Kicking off the series is an episode entirely dedicated to Tokyo. And while it’s impossible to condense everything our capital has to offer in the after hours into a single 37-minute segment, the producers have done a stellar job of highlighting some of the emblematic aspects of the scene.
First, there’s an appearance from the world’s oldest living DJ – Sumiko Iwamuro (aka DJ Sumirock) is 85 years old, loves spinning techno and EDM and, by the looks of it, has no intentions of slowing down any time soon. We’re then seated at Ebisu’s Bar Trench, which has been featured on the Asia’s 50 Best Bars list on multiple occasions, where head bartender Rogerio Igarashi Vaz shows us what it’s like to run one of the city’s favourite bars. Ending with a bang, the show takes us to Department H – Tokyo’s longest running fetish club.

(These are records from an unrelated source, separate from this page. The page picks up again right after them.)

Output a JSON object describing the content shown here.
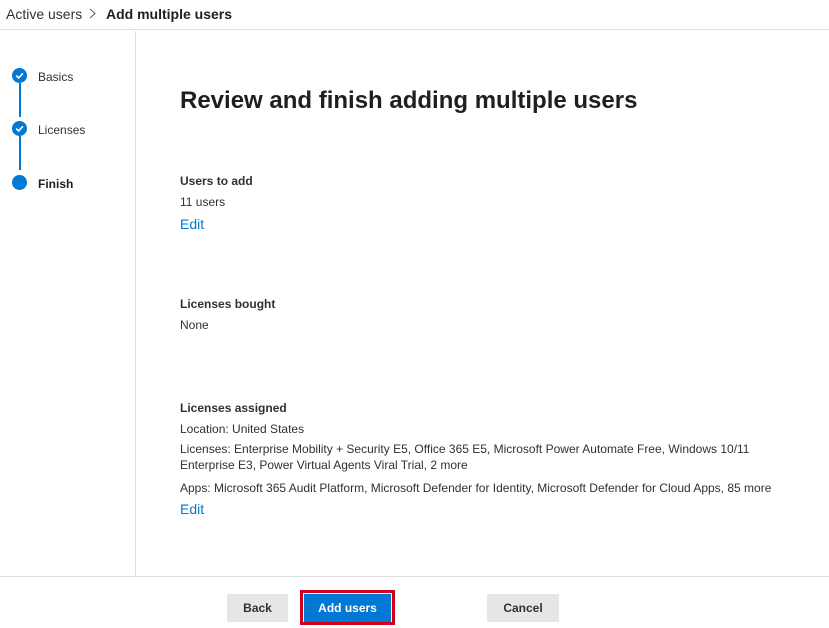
{
  "breadcrumb": {
    "parent": "Active users",
    "current": "Add multiple users"
  },
  "steps": [
    {
      "label": "Basics",
      "state": "completed",
      "icon": "checkmark-icon"
    },
    {
      "label": "Licenses",
      "state": "completed",
      "icon": "checkmark-icon"
    },
    {
      "label": "Finish",
      "state": "current",
      "icon": "dot-icon"
    }
  ],
  "page": {
    "title": "Review and finish adding multiple users"
  },
  "sections": {
    "users_to_add": {
      "label": "Users to add",
      "value": "11 users",
      "edit": "Edit"
    },
    "licenses_bought": {
      "label": "Licenses bought",
      "value": "None"
    },
    "licenses_assigned": {
      "label": "Licenses assigned",
      "location": "Location: United States",
      "licenses": "Licenses: Enterprise Mobility + Security E5, Office 365 E5, Microsoft Power Automate Free, Windows 10/11 Enterprise E3, Power Virtual Agents Viral Trial, 2 more",
      "apps": "Apps: Microsoft 365 Audit Platform, Microsoft Defender for Identity, Microsoft Defender for Cloud Apps, 85 more",
      "edit": "Edit"
    }
  },
  "footer": {
    "back": "Back",
    "add_users": "Add users",
    "cancel": "Cancel"
  },
  "colors": {
    "accent": "#0078d4",
    "highlight": "#d0021b",
    "secondary_button": "#e6e6e6"
  }
}
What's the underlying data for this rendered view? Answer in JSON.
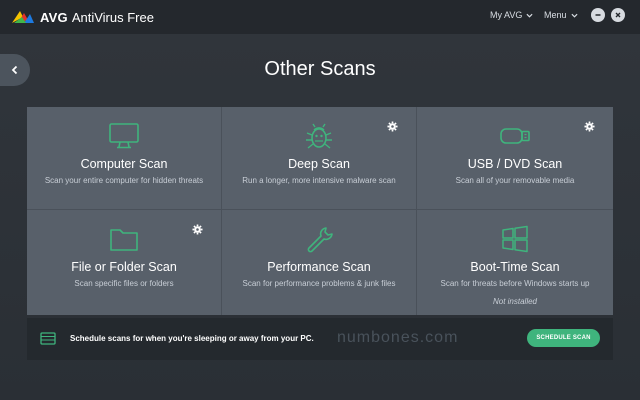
{
  "app": {
    "brand": "AVG",
    "product": "AntiVirus Free",
    "nav": {
      "my_avg": "My AVG",
      "menu": "Menu"
    }
  },
  "page": {
    "title": "Other Scans"
  },
  "tiles": [
    {
      "title": "Computer Scan",
      "desc": "Scan your entire computer for hidden threats",
      "icon": "monitor-icon",
      "has_settings": false
    },
    {
      "title": "Deep Scan",
      "desc": "Run a longer, more intensive malware scan",
      "icon": "bug-icon",
      "has_settings": true
    },
    {
      "title": "USB / DVD Scan",
      "desc": "Scan all of your removable media",
      "icon": "usb-drive-icon",
      "has_settings": true
    },
    {
      "title": "File or Folder Scan",
      "desc": "Scan specific files or folders",
      "icon": "folder-icon",
      "has_settings": true
    },
    {
      "title": "Performance Scan",
      "desc": "Scan for performance problems & junk files",
      "icon": "wrench-icon",
      "has_settings": false
    },
    {
      "title": "Boot-Time Scan",
      "desc": "Scan for threats before Windows starts up",
      "icon": "windows-logo-icon",
      "has_settings": false,
      "note": "Not installed"
    }
  ],
  "schedule": {
    "text": "Schedule scans for when you're sleeping or away from your PC.",
    "button": "SCHEDULE SCAN"
  },
  "watermark": "numbones.com",
  "colors": {
    "accent": "#3fb47d",
    "tile": "#58606a",
    "titlebar": "#24282d"
  }
}
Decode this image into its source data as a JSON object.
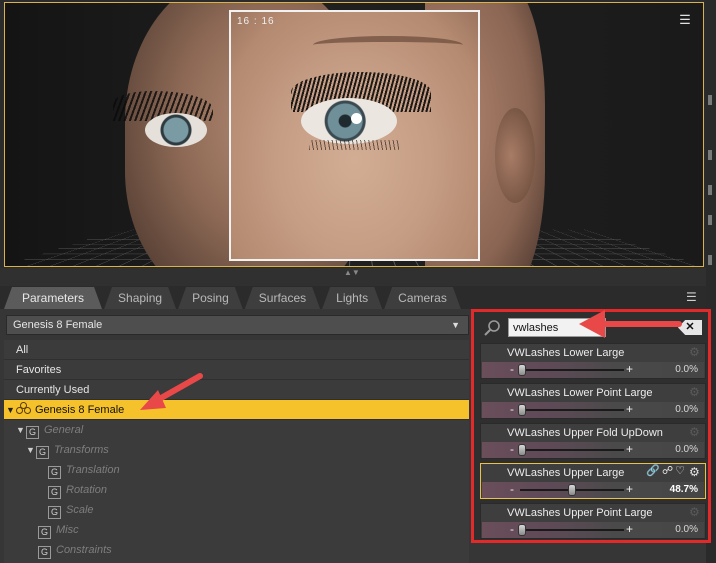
{
  "viewport": {
    "render_time": "16 : 16",
    "menu_icon": "viewport-menu-icon"
  },
  "tabs": [
    {
      "label": "Parameters",
      "active": true
    },
    {
      "label": "Shaping"
    },
    {
      "label": "Posing"
    },
    {
      "label": "Surfaces"
    },
    {
      "label": "Lights"
    },
    {
      "label": "Cameras"
    }
  ],
  "left_panel": {
    "node_select": "Genesis 8 Female",
    "tree": {
      "all": "All",
      "favorites": "Favorites",
      "currently_used": "Currently Used",
      "figure": "Genesis 8 Female",
      "general": "General",
      "transforms": "Transforms",
      "translation": "Translation",
      "rotation": "Rotation",
      "scale": "Scale",
      "misc": "Misc",
      "constraints": "Constraints"
    },
    "group_glyph": "G"
  },
  "right_panel": {
    "search_value": "vwlashes",
    "clear_label": "✕",
    "sliders": [
      {
        "label": "VWLashes Lower Large",
        "value_text": "0.0%",
        "value": 0.0
      },
      {
        "label": "VWLashes Lower Point Large",
        "value_text": "0.0%",
        "value": 0.0
      },
      {
        "label": "VWLashes Upper Fold UpDown",
        "value_text": "0.0%",
        "value": 0.0
      },
      {
        "label": "VWLashes Upper Large",
        "value_text": "48.7%",
        "value": 48.7,
        "active": true
      },
      {
        "label": "VWLashes Upper Point Large",
        "value_text": "0.0%",
        "value": 0.0
      }
    ]
  },
  "colors": {
    "accent": "#f6c22b",
    "highlight_frame": "#e32a2a",
    "viewport_border": "#d9b24a"
  }
}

We won’t give too much away, but there’s a heck of a lot of latex involved.
We can’t wait until we’re next able to go carousing around town long after the trains have stopped running, or dance in a club with a sound system that could shake a whole building, but if you need a show to vicariously live through while stuck at home, it’s this one.
'Midnight Asia' is streaming now on Netflix worldwide (regional restrictions may apply).